October 26, 1825 Erie Canal Opens

Today’s Snippet is another in the vein of op-ed rather than direct history.
There are many ways to learn about history and each person has their own preference. Sitting in a classroom, at any age, would seem to be the main teaching method. But, it doesn’t have to be. A well written historical fiction piece may be the stepping stone to learning more about an event, a time, a person.
Perhaps a visit to a museum, a living history event, or a public program will be the jump start.

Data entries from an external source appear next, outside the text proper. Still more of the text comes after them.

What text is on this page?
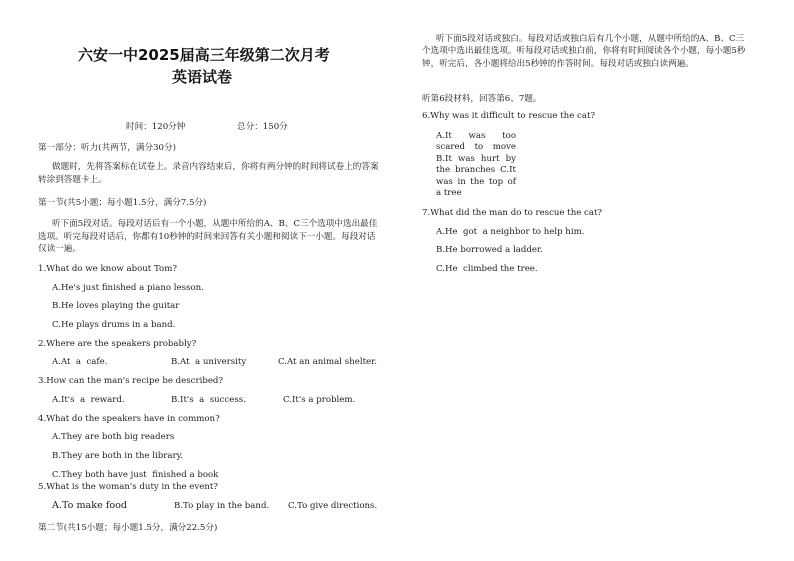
六安一中2025届高三年级第二次月考
英语试卷
时间：120分钟	总分：150分
第一部分：听力(共两节，满分30分)
做题时，先将答案标在试卷上。录音内容结束后，你将有两分钟的时间将试卷上的答案转涂到答题卡上。
第一节(共5小题；每小题1.5分，满分7.5分)
听下面5段对话。每段对话后有一个小题，从题中所给的A、B、C三个选项中选出最佳选项。听完每段对话后，你都有10秒钟的时间来回答有关小题和阅读下一小题。每段对话仅读一遍。
1.What do we know about Tom?
A.He's just finished a piano lesson.
B.He loves playing the guitar
C.He plays drums in a band.
2.Where are the speakers probably?
A.At  a  cafe.	B.At  a university	C.At an animal shelter.
3.How can the man's recipe be described?
A.It's  a  reward.	B.It's  a  success.	C.It's a problem.
4.What do the speakers have in common?
A.They are both big readers
B.They are both in the library.
C.They both have just  finished a book
5.What is the woman's duty in the event?
A.To make food	B.To play in the band. C.To give directions.
第二节(共15小题；每小题1.5分，满分22.5分)
听下面5段对话或独白。每段对话或独白后有几个小题，从题中所给的A、B、C三 个选项中选出最佳选项。听每段对话或独白前，你将有时间阅读各个小题，每小题5秒 钟，听完后，各小题将给出5秒钟的作答时间。每段对话或独白读两遍。
听第6段材料，回答第6、7题。
6.Why was it difficult to rescue the cat?
A.It was too
scared to move
B.It was hurt by
the branches C.It
was in the top of
a tree
7.What did the man do to rescue the cat?
A.He  got  a neighbor to help him.
B.He borrowed a ladder.
C.He  climbed the tree.
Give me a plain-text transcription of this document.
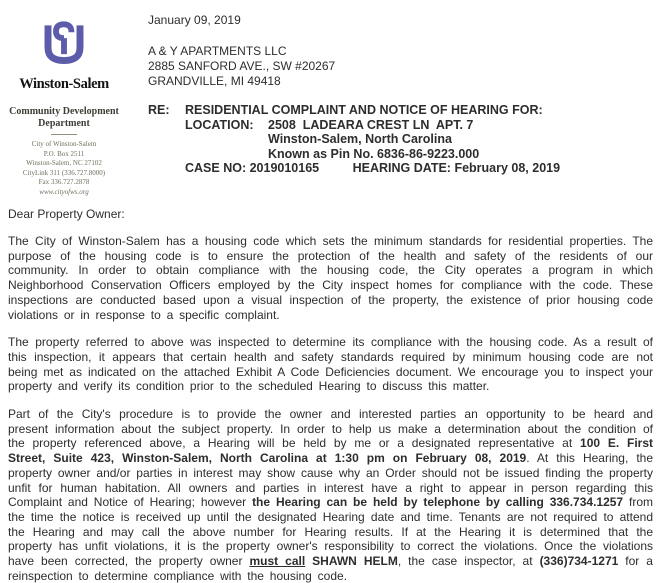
Winston-Salem
Community Development
Department
City of Winston-Salem
P.O. Box 2511
Winston-Salem, NC 27102
CityLink 311 (336.727.8000)
Fax 336.727.2878
www.cityofws.org
January 09, 2019
A & Y APARTMENTS LLC
2885 SANFORD AVE., SW #20267
GRANDVILLE, MI 49418
RE:	RESIDENTIAL COMPLAINT AND NOTICE OF HEARING FOR:
LOCATION:	2508  LADEARA CREST LN  APT. 7
Winston-Salem, North Carolina
Known as Pin No. 6836-86-9223.000
CASE NO: 2019010165	HEARING DATE: February 08, 2019
Dear Property Owner:

The City of Winston-Salem has a housing code which sets the minimum standards for residential properties. The purpose of the housing code is to ensure the protection of the health and safety of the residents of our community. In order to obtain compliance with the housing code, the City operates a program in which Neighborhood Conservation Officers employed by the City inspect homes for compliance with the code. These inspections are conducted based upon a visual inspection of the property, the existence of prior housing code violations or in response to a specific complaint.

The property referred to above was inspected to determine its compliance with the housing code. As a result of this inspection, it appears that certain health and safety standards required by minimum housing code are not being met as indicated on the attached Exhibit A Code Deficiencies document. We encourage you to inspect your property and verify its condition prior to the scheduled Hearing to discuss this matter.

Part of the City's procedure is to provide the owner and interested parties an opportunity to be heard and present information about the subject property. In order to help us make a determination about the condition of the property referenced above, a Hearing will be held by me or a designated representative at 100 E. First Street, Suite 423, Winston-Salem, North Carolina at 1:30 pm on February 08, 2019. At this Hearing, the property owner and/or parties in interest may show cause why an Order should not be issued finding the property unfit for human habitation. All owners and parties in interest have a right to appear in person regarding this Complaint and Notice of Hearing; however the Hearing can be held by telephone by calling 336.734.1257 from the time the notice is received up until the designated Hearing date and time. Tenants are not required to attend the Hearing and may call the above number for Hearing results. If at the Hearing it is determined that the property has unfit violations, it is the property owner's responsibility to correct the violations. Once the violations have been corrected, the property owner must call SHAWN HELM, the case inspector, at (336)734-1271 for a reinspection to determine compliance with the housing code.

We can listen to all the lectures about the men who worked to create the Erie Canal in the early years of the 1800s. How much more history will be learned with a visit to the Erie Canal Museum (https://eriecanalmuseum.org/https://eriecanalmuseum.org/), or the Flight of Five in Lockport? (http://www.newyorkcanals.org/preservation_lockport_locks.htmhttp://www.newyorkcanals.org/preservation_lockport_locks.htm)
Both of these are wonderful ways to get children and youth into history. They don’t have to just sit and listen, they can touch, walk along the pathways, hear the sounds of life in that earlier time.

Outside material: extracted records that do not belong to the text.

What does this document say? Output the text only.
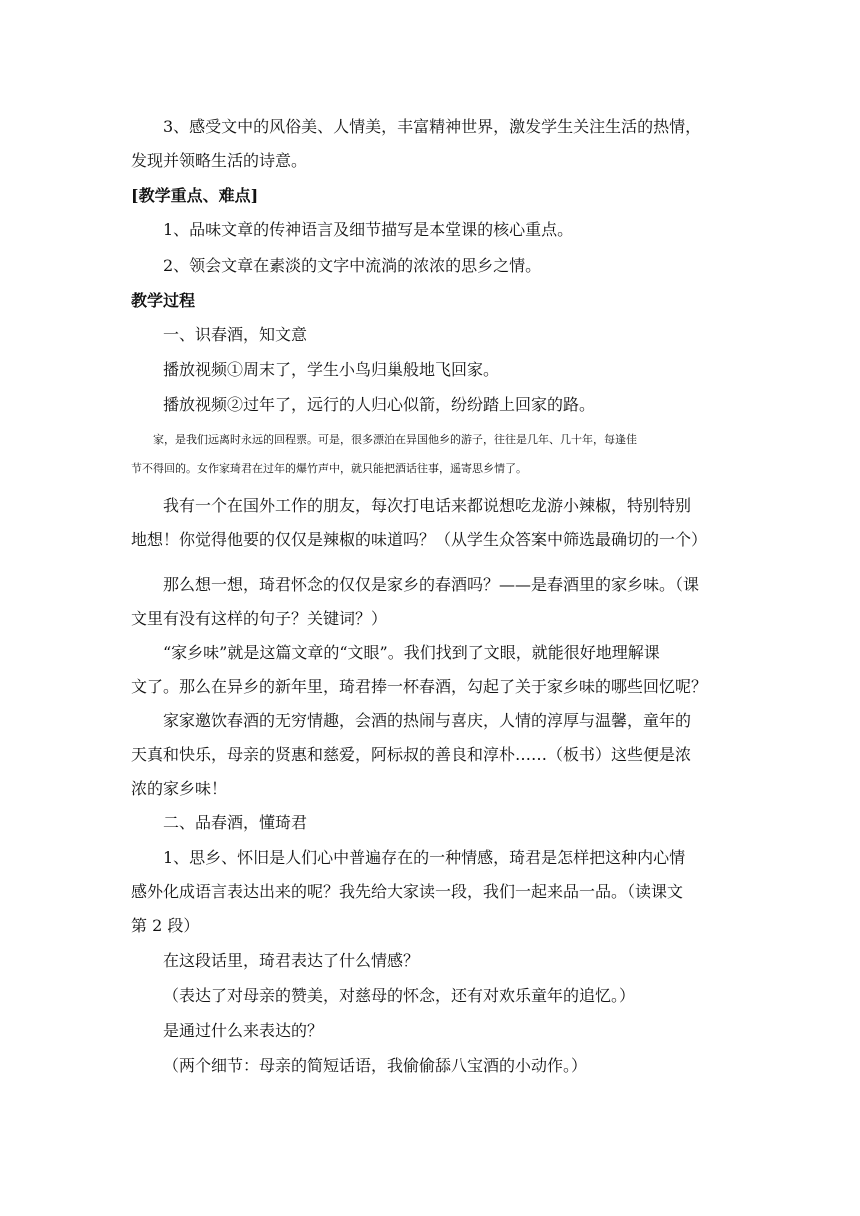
3、感受文中的风俗美、人情美，丰富精神世界，激发学生关注生活的热情，
发现并领略生活的诗意。
[教学重点、难点]
1、品味文章的传神语言及细节描写是本堂课的核心重点。
2、领会文章在素淡的文字中流淌的浓浓的思乡之情。
教学过程
一、识春酒，知文意
播放视频①周末了，学生小鸟归巢般地飞回家。
播放视频②过年了，远行的人归心似箭，纷纷踏上回家的路。
家，是我们远离时永远的回程票。可是，很多漂泊在异国他乡的游子，往往是几年、几十年，每逢佳
节不得回的。女作家琦君在过年的爆竹声中，就只能把酒话往事，遥寄思乡情了。
我有一个在国外工作的朋友，每次打电话来都说想吃龙游小辣椒，特别特别
地想！你觉得他要的仅仅是辣椒的味道吗？（从学生众答案中筛选最确切的一个）
那么想一想，琦君怀念的仅仅是家乡的春酒吗？——是春酒里的家乡味。（课
文里有没有这样的句子？关键词？）
“家乡味”就是这篇文章的“文眼”。我们找到了文眼，就能很好地理解课
文了。那么在异乡的新年里，琦君捧一杯春酒，勾起了关于家乡味的哪些回忆呢？
家家邀饮春酒的无穷情趣，会酒的热闹与喜庆，人情的淳厚与温馨，童年的
天真和快乐，母亲的贤惠和慈爱，阿标叔的善良和淳朴……（板书）这些便是浓
浓的家乡味！
二、品春酒，懂琦君
1、思乡、怀旧是人们心中普遍存在的一种情感，琦君是怎样把这种内心情
感外化成语言表达出来的呢？我先给大家读一段，我们一起来品一品。（读课文
第 2 段）
在这段话里，琦君表达了什么情感？
（表达了对母亲的赞美，对慈母的怀念，还有对欢乐童年的追忆。）
是通过什么来表达的？
（两个细节：母亲的简短话语，我偷偷舔八宝酒的小动作。）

At the 200 Years of Transportation event hosted by the Town of Covert Bicentennial Committee and the Interlaken Historical Society, children’s author Dorothy Stacy talked about the Erie Canal. When she first wrote Erie Canal Cousins it was not intended to be a series.

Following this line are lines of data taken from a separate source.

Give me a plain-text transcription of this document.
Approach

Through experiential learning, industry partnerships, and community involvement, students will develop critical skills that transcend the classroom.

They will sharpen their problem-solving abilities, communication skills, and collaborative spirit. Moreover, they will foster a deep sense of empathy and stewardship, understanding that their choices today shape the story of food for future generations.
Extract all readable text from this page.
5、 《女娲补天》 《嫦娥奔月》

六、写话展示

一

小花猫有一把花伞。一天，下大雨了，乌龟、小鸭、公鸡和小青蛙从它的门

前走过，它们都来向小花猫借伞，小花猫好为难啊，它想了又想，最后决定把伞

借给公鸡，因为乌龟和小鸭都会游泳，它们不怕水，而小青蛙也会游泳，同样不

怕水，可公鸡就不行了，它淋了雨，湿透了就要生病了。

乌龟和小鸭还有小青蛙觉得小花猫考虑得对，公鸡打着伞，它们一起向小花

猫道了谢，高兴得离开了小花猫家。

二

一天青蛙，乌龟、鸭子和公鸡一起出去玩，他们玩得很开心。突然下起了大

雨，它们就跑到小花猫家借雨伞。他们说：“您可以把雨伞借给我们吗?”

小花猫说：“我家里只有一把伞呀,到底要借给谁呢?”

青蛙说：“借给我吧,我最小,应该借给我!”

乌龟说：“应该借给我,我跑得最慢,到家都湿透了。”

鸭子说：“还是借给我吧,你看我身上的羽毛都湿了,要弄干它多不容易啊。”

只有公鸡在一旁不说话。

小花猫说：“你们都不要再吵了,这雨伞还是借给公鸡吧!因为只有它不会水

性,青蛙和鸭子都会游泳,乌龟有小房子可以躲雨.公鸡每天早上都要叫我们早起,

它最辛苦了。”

Cover, book 1 in the Erie Canal series

The five books, written at the grade school level, tell of travel on the canal in 1841. Interspersed are items about family life, friendships and much more.
Author Dorothy Stacy at the TOC200 Transportation event,  September 9, 2017
Photo by Grace Hunt
Today, travel on the canal is much easier and can make an enjoyable vacation. For an adventure, one retired school teacher began a canoe journey in Buffalo and paddled his way to Albany. Others have used the whole canal system to travel from Cayuga Lake going west to Chicago, or possibility east and down the Hudson River to New York City.
However history is explored, it should be experienced with joy and shared with others, especially those who create the history of the future.
Dewitt’s Diary, Monday, October 26, 1925
Edna cleaned the dining room today.
I husked some corn in the field
I have a fine field of corn if I can only have the weather to husk it.